Ia mengungkapkan, dalam waktu dekat pihaknya akan mempersiapkan pelantikan DPC ABPEDNAS di Kabupaten Kutai Kartanegara (Kukar) dengan dukungan pemerintah daerah.
“Kita persiapkan dalam waktu dekat pelantikan DPC Kukar atas dukungan Bupati, dan saat ini sedang dipersiapkan anggaran, termasuk seragam untuk 1.257 anggota BPD, dan saya juga sedang menyiapkan ID card,” jelasnya.
Samson menambahkan, pengurus DPD yang aktif sesuai Surat Keputusan (SK) akan dilibatkan dalam kegiatan tersebut sebagai bentuk penguatan struktur organisasi.

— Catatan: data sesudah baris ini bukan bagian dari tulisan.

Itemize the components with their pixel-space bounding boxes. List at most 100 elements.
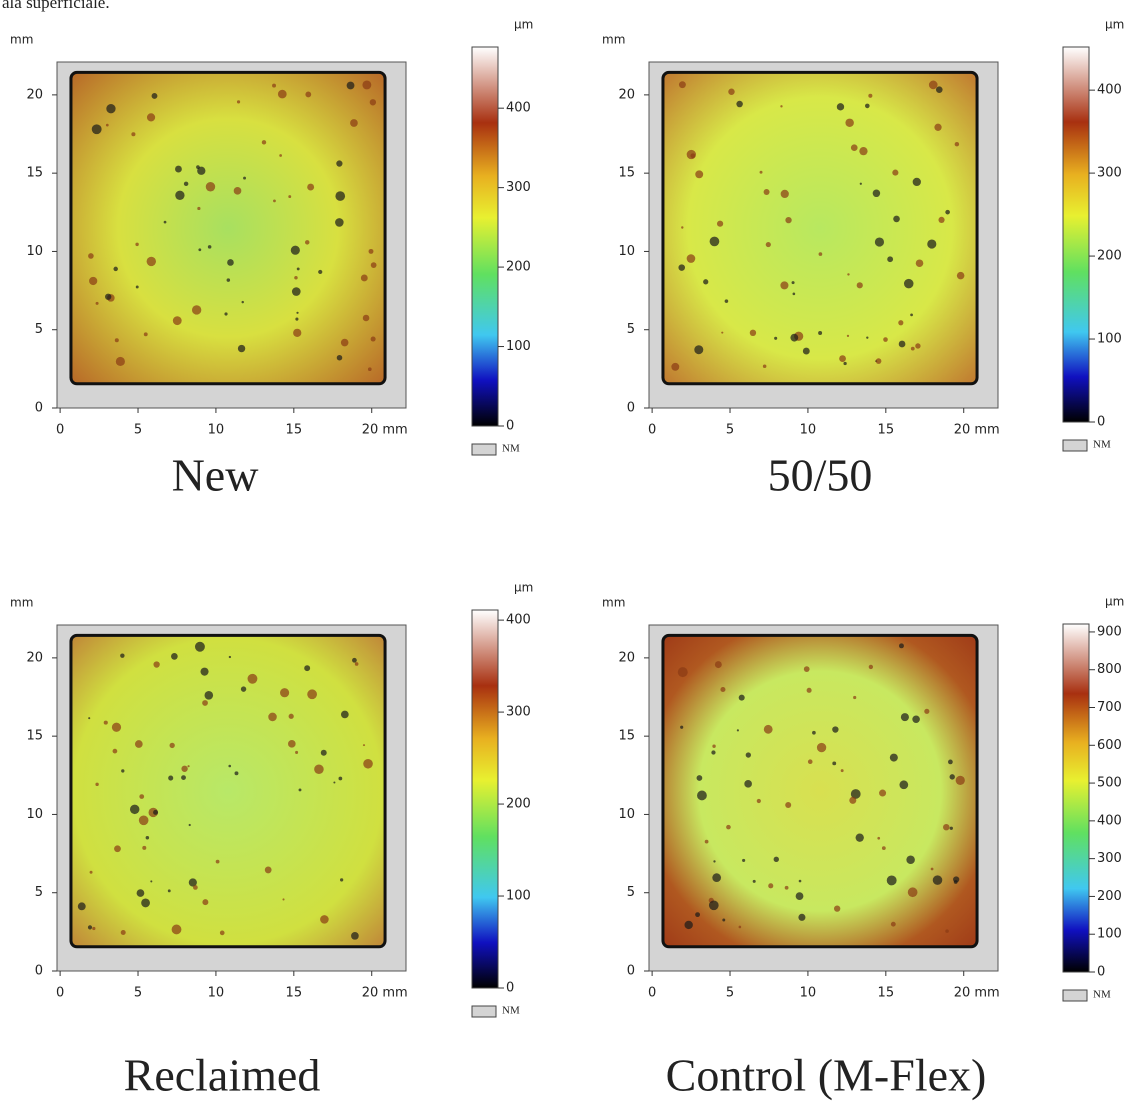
- y-tick-label: 10: [618, 807, 635, 822]
- missing-swatch: [471, 1005, 497, 1018]
- surface-spot: [298, 788, 302, 792]
- surface-spot: [703, 279, 709, 285]
- surface-spot: [877, 836, 881, 840]
- surface-spot: [290, 245, 300, 255]
- colorbar: [1062, 623, 1090, 973]
- surface-spot: [780, 189, 789, 199]
- x-tick-label: 10: [208, 423, 225, 438]
- surface-spot: [95, 782, 99, 787]
- x-tick-label: 10: [800, 986, 817, 1001]
- surface-spot: [171, 653, 178, 660]
- surface-spot: [773, 856, 779, 863]
- surface-spot: [106, 104, 116, 114]
- surface-spot: [859, 147, 868, 156]
- surface-spot: [726, 824, 731, 830]
- colorbar-tick-label: 100: [1097, 332, 1122, 347]
- surface-spot: [340, 710, 349, 719]
- surface-spot: [892, 169, 899, 176]
- surface-spot: [163, 220, 167, 224]
- surface-spot: [240, 686, 247, 692]
- surface-spot: [887, 256, 894, 263]
- surface-spot: [279, 154, 282, 157]
- surface-spot: [697, 790, 707, 801]
- surface-spot: [780, 281, 789, 290]
- surface-spot: [241, 300, 244, 304]
- surface-spot: [935, 86, 943, 93]
- surface-spot: [234, 771, 239, 776]
- surface-spot: [932, 875, 943, 885]
- y-unit: mm: [602, 33, 625, 47]
- surface-spot: [146, 256, 156, 267]
- y-tick-label: 10: [26, 244, 43, 259]
- panel-label: Control (M-Flex): [666, 1050, 987, 1101]
- surface-spot: [335, 218, 344, 227]
- surface-spot: [738, 694, 745, 701]
- surface-spot: [720, 686, 726, 693]
- surface-spot: [709, 236, 720, 247]
- surface-spot: [198, 248, 202, 252]
- surface-spot: [721, 331, 724, 334]
- surface-spot: [903, 278, 914, 289]
- surface-spot: [945, 929, 949, 933]
- surface-spot: [153, 661, 160, 668]
- surface-spot: [910, 346, 915, 351]
- surface-spot: [680, 725, 684, 729]
- surface-spot: [89, 276, 98, 286]
- surface-spot: [898, 320, 904, 326]
- surface-spot: [105, 293, 112, 300]
- surface-spot: [143, 332, 148, 337]
- surface-spot: [227, 259, 234, 266]
- surface-spot: [684, 920, 693, 930]
- surface-spot: [846, 334, 850, 337]
- surface-spot: [856, 282, 863, 289]
- surface-spot: [105, 123, 109, 127]
- surface-spot: [219, 930, 225, 936]
- surface-spot: [798, 879, 802, 883]
- colorbar-tick-label: 600: [1097, 738, 1122, 753]
- surface-spot: [135, 285, 139, 289]
- surface-spot: [671, 362, 680, 371]
- panel-label: New: [172, 450, 260, 501]
- missing-label: NM: [1093, 989, 1111, 1001]
- missing-swatch: [1062, 439, 1088, 452]
- surface-spot: [927, 239, 937, 249]
- surface-spot: [77, 902, 86, 911]
- missing-label: NM: [502, 443, 520, 455]
- surface-spot: [832, 726, 839, 733]
- surface-spot: [370, 336, 376, 342]
- surface-spot: [139, 794, 145, 799]
- surface-spot: [268, 712, 277, 722]
- surface-spot: [774, 336, 778, 340]
- surface-spot: [910, 313, 913, 317]
- surface-spot: [711, 750, 716, 755]
- surface-spot: [875, 358, 882, 364]
- surface-spot: [780, 105, 783, 108]
- surface-spot: [175, 190, 185, 200]
- surface-spot: [912, 177, 921, 187]
- surface-spot: [168, 775, 174, 781]
- surface-spot: [224, 312, 228, 316]
- panel-label: 50/50: [768, 450, 873, 501]
- surface-spot: [868, 664, 874, 670]
- surface-spot: [151, 93, 158, 99]
- surface-spot: [712, 744, 716, 748]
- surface-spot: [181, 775, 186, 781]
- colorbar: [1062, 46, 1090, 423]
- y-tick-label: 20: [618, 650, 635, 665]
- surface-spot: [294, 276, 298, 280]
- x-tick-label: 0: [648, 986, 656, 1001]
- surface-spot: [934, 123, 942, 131]
- surface-spot: [150, 880, 153, 883]
- surface-spot: [333, 781, 336, 784]
- surface-spot: [113, 266, 118, 272]
- y-tick-label: 15: [618, 166, 635, 181]
- surface-spot: [92, 926, 96, 931]
- surface-spot: [956, 271, 965, 280]
- surface-spot: [883, 337, 888, 342]
- surface-spot: [713, 860, 716, 863]
- surface-spot: [114, 845, 121, 853]
- x-tick-label: 0: [56, 423, 64, 438]
- surface-spot: [200, 667, 209, 676]
- surface-spot: [865, 103, 870, 109]
- surface-spot: [141, 898, 150, 908]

“Setelah pelantikan Kukar, kita akan mantapkan kabupaten lain. Saat ini tinggal tiga kabupaten lagi, dan kita harus kompak mempersiapkan anggaran DPD Kaltim ke depan,” katanya.
DPD ABPEDNAS Kaltim juga menargetkan pelaksanaan Rapat Kerja Daerah dalam waktu dekat, sebagai tindak lanjut dari rapat perdana ini.

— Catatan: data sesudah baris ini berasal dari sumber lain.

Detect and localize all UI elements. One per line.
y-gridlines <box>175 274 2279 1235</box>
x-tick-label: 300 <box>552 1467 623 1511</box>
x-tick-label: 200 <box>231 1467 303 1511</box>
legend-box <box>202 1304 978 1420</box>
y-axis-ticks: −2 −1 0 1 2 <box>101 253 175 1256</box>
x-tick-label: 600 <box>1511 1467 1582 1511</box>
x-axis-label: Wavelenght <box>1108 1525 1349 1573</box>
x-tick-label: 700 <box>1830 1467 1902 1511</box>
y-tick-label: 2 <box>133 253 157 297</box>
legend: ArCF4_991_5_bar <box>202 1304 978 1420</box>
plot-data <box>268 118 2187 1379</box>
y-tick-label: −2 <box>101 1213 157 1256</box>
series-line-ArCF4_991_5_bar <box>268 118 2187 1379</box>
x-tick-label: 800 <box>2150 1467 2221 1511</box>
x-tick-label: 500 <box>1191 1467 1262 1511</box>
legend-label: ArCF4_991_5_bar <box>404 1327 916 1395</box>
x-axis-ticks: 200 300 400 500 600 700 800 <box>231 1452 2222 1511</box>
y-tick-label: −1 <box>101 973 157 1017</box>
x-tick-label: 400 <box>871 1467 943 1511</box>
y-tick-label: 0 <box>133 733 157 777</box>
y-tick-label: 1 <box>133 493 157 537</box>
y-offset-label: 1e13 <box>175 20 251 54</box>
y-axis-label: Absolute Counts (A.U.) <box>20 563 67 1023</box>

Dengan konsolidasi yang terus diperkuat, organisasi diharapkan mampu menjalankan fungsi strategis BPD sebagai mitra Pemerintah Desa sekaligus pengawas kebijakan pembangunan di tingkat Desa.
“Harapan Kita, ABPEDNAS berjalan lancar, solid, dan seluruh pengurus kompak agar program dapat terlaksana dengan baik,” pungkas Samson.